Often, foreign-invested businesses in China seem to be unaware of the compliance requirements in the PRC. They think that they can let their employers work whenever they feel it is necessary and that they can hire and fire at will.
To be clear, this is NOT the case. Chinese employment law favours the employee quite stringently. Furthermore, its enforcement in labour arbitration and courts is very effective. Therefore, employers who treat their employees in China as if they were employed in their own country may find themselves in a very uncomfortable situation. Luckily, many problems can be avoided if the company’s employment contracts are structured correctly and if the employer complies with the PRC labour law. In this article, we will discuss the most critical points with regards to PRC labour law compliance.
Firstly, it is an absolute necessity to have written employment contracts with every employee. The employment contracts must be specific to China, so using standard contracts that are also used in the home jurisdiction is not advisable. These contracts will more likely than not contain plenty of clauses that will be void in China. It also signals to the Chinese courts that the company does not take the Chinese legal culture very seriously and could end up biasing the court against them during a procedure.
When drafting employment contracts, term and probation period are key considerations, and mandatory rules apply, and should not be violated. It speaks for itself that the employee must receive more than the minimum wage. The minimum wages differ from city to city and change very often, so it is crucial to stay on top of the recent developments. Therefore, pay special attention to the social insurance contribution levels, which are often – incompliantly – based on lower base levels than factually should apply.
Furthermore, it is worthwhile to protect the company’s IP and trade secrets in the employment contracts. Any successful company will have several trade secrets they do not want to leak. Therefore, a non-disclosure clause is an essential part of a good contract.
Besides, a non-compete clause can be useful. This will make sure (former) employees abstain from joining the competition. Please note, however, that the law on non-competes is quite extensive. The most important thing to consider is that the PRC law allows non-competes for two years, but this can be longer depending on local laws. It also requires the employer to pay the employee an economic compensation. This compensation is agreed between employer and employee. If they fail to do so, this compensation will typically amount to default 30% of the wage during the 12 months before termination.
A WFOE may be employing several foreigners, who are then subject to special regulations in the PRC, and obtaining the necessary paperwork can be time-consuming. Besides having to comply with basic requirements like being in good health, and having no criminal record, foreigners are also subject to specific local laws. For example, cities like Shanghai and Beijing require foreigners to have several years of relevant experience and at least a bachelor degree before allowing them to work there.
Pay extra attention to the fact that contracts with foreigners must comply with and be subject to PRC laws. This means that solely having contracts with foreign parent companies will not be deemed adequate for this purpose.

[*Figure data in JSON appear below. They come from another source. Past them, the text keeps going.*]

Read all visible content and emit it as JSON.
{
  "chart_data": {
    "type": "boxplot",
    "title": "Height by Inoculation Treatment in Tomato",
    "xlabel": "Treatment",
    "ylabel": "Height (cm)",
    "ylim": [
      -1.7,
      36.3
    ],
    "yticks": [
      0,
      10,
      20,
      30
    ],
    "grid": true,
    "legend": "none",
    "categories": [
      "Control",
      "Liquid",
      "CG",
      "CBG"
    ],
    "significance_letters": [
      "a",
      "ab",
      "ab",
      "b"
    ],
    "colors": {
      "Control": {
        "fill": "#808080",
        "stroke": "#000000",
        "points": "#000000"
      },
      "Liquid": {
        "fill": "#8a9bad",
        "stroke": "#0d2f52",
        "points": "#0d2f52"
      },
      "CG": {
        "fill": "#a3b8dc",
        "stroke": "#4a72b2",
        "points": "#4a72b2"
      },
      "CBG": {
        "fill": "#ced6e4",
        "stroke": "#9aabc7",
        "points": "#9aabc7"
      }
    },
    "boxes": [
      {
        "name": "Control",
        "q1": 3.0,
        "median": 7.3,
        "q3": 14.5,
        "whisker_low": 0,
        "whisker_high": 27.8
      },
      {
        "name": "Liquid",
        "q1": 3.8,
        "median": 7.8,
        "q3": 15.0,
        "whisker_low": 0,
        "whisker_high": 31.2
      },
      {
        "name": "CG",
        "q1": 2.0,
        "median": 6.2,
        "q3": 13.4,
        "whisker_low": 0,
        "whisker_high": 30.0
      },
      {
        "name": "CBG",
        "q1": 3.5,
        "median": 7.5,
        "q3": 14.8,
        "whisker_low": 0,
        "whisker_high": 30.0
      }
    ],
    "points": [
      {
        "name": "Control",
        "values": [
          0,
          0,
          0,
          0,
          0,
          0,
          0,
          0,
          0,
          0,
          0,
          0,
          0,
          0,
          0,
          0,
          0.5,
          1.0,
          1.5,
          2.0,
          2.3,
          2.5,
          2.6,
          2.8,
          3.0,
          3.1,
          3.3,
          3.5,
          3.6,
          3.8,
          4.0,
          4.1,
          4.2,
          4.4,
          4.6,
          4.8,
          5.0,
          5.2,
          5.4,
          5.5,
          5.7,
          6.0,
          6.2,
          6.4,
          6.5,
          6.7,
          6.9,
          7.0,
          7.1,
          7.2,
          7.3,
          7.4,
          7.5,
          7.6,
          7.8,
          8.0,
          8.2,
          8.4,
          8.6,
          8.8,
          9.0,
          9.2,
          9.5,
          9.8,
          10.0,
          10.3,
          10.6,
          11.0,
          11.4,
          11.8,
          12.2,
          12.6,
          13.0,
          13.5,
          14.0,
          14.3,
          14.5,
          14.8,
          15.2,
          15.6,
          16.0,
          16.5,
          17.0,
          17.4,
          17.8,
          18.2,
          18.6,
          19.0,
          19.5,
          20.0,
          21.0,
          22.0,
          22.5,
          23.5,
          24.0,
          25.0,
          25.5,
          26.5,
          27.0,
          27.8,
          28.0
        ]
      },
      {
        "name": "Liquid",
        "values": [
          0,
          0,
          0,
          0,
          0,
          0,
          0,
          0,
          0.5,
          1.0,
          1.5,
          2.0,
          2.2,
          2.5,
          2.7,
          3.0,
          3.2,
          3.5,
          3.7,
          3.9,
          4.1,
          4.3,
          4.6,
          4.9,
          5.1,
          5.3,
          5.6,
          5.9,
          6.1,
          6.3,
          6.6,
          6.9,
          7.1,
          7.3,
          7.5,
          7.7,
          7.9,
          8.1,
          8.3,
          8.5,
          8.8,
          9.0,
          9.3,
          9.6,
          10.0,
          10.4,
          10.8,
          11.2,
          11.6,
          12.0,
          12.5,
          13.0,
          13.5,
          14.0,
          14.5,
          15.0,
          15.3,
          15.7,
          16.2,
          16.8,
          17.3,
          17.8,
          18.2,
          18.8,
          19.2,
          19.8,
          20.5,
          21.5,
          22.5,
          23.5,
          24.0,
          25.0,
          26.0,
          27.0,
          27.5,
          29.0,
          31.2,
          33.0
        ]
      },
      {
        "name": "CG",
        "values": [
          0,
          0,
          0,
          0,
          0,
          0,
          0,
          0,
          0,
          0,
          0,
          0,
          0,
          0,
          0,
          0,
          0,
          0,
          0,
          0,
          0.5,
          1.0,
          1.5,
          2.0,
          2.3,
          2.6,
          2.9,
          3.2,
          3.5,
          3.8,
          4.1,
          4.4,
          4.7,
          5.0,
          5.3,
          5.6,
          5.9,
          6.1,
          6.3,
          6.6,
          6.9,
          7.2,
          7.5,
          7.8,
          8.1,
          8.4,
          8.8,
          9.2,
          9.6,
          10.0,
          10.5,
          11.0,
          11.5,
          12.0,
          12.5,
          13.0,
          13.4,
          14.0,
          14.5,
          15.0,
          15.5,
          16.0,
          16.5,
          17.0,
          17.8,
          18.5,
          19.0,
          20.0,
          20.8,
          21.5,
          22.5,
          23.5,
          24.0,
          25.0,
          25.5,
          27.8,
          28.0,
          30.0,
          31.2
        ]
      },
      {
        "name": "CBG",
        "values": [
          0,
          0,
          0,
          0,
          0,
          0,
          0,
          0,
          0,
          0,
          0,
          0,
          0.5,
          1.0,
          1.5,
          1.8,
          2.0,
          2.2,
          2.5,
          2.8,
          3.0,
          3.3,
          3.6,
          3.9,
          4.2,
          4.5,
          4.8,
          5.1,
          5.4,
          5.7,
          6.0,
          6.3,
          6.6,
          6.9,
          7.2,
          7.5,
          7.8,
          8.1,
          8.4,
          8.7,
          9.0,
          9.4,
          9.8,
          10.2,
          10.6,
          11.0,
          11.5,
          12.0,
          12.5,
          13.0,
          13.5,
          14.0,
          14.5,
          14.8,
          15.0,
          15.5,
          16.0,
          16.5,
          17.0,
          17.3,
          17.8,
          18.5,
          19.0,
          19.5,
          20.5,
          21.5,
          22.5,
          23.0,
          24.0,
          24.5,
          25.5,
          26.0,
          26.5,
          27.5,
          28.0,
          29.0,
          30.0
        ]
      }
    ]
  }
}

In most cities in China, foreign employees must contribute to social insurance funds. However, some cities have not yet implemented adequate government systems for this purpose, which could save considerable employer cost (f.i. Shanghai., for the time being).
Finally, a company must act carefully when terminating employment relationships with its employees. China does not allow for at-will employment, which means that an employee cannot be fired without due cause. Like many civil law jurisdictions, there must be legal grounds.
One of the leading legal grounds for lawful termination is a violation of company rules. For this purpose, companies should have duly implemented (following strict mandatory procedures) an internal document that sets out the company rules and regulations. This should be a detailed document that describes as precise as possible how employees should behave. Without this document, it becomes challenging to fire or even sanction employees. Note that this document should be written in Chinese. Otherwise chances are it will not be enforceable.
If an employment relationship is unlawfully terminated, the employee can demand reinstatement or compensation that is double to the settlement in case of lawful termination (yes, in cases of lawful termination with notice, there is still severance pay). If legal grounds cannot be found, it is advisable to negotiate with the employee and try to reach a suitable solution for both parties.
Most of the time an adequate severance package will suffice, though if consensus cannot be reached, the employee may file a claim in labour arbitration which companies and their lawyers can then defend. Likewise, en employee whose contract is not extended after an initial agreement, is entitled to severance.
It should go without saying that these are the general laws and regulations, but their application on a local level can vary quite enormously.
It is common wisdom that prevention is better than the cure: compliance with employment provisions is thus crucial for running a successful WFOE or JV in the PRC, as this will significantly decrease the amount of money spent on labour arbitration and other legal issues. Especially in China, where labour laws change frequently and locally, this does require extra diligence when dealing with employees. For this reason, your employment situation shall best be reviewed yearly.